Dans 20 des 42 entreprises visitées, les dénominations n’étaient pas suffisamment précises et, parfois, les dénominations des denrées achetées étaient différentes de celles figurant sur les denrées revendues. De nombreuses irrégularités ont été constatées dans ce domaine et 8 entreprises ont été averties ou verbalisées.

Le plus souvent, les intermédiaires s’adaptent aux demandes de leurs clients, même si le produit acheté est libellé de manière sensiblement différente par les fournisseurs.

Le cas particulier des VSM (viandes séparées mécaniquement)

Le statut de VSM est défini par la réglementation communautaire.

Au cours de l’enquête, 8 opérateurs qui commercialisaient ces produits ont été contrôlés dont les principaux opérateurs spécialisés approvisionnant les gros industriels nationaux avec des produits fabriqués dans d’autres pays (Belgique, Pays-Bas, Allemagne, Pologne).

L’utilisation de termes différents pour désigner les mêmes produits a été constatée, notamment en ce qui concerne les produits obtenus avec des séparatrices à basse pression.

Les intermédiaires utilisent souvent des dénominations plus valorisantes pour leurs clients que la dénomination indiquée sur les documents commerciaux du fournisseur. Deux procédures contentieuses ont été établies pour infraction aux règles de facturation et des avertissements ont été rédigés pour les opérateurs négociant de petites quantités.

Globalement, l’enquête montre que de mauvaises pratiques subsistent et nécessitent le maintien des contrôles.

Plus de rigueur dans le respect des règles de facturation doit être de nature à améliorer la transparence dans cette filière.

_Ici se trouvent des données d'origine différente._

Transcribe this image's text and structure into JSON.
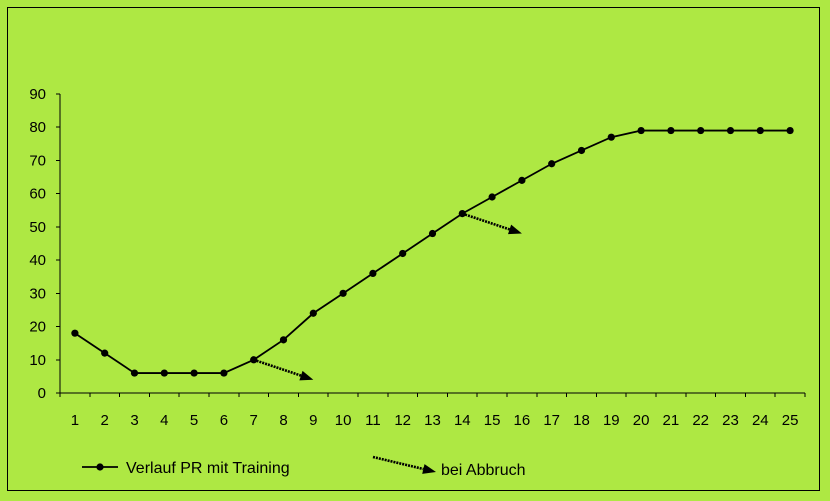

Les pratiques de certains opérateurs situés hors de France consistant à attester des mentions de communication valorisantes (« élevage 100 % végétal, minéral et vitaminé », par exemple) à partir de certificats génériques ou annuels méritent notamment une attention particulière.

Cible Résultats

118 traders identifiés
42 établissements visités

5 avertissements
3 procès-verbaux

 

[1] Il est d’usage chez les professionnels du secteur d’appeler fiche technique le document du fournisseur/producteur de denrées et cahier des charges le document sur lequel figurent les exigences des clients.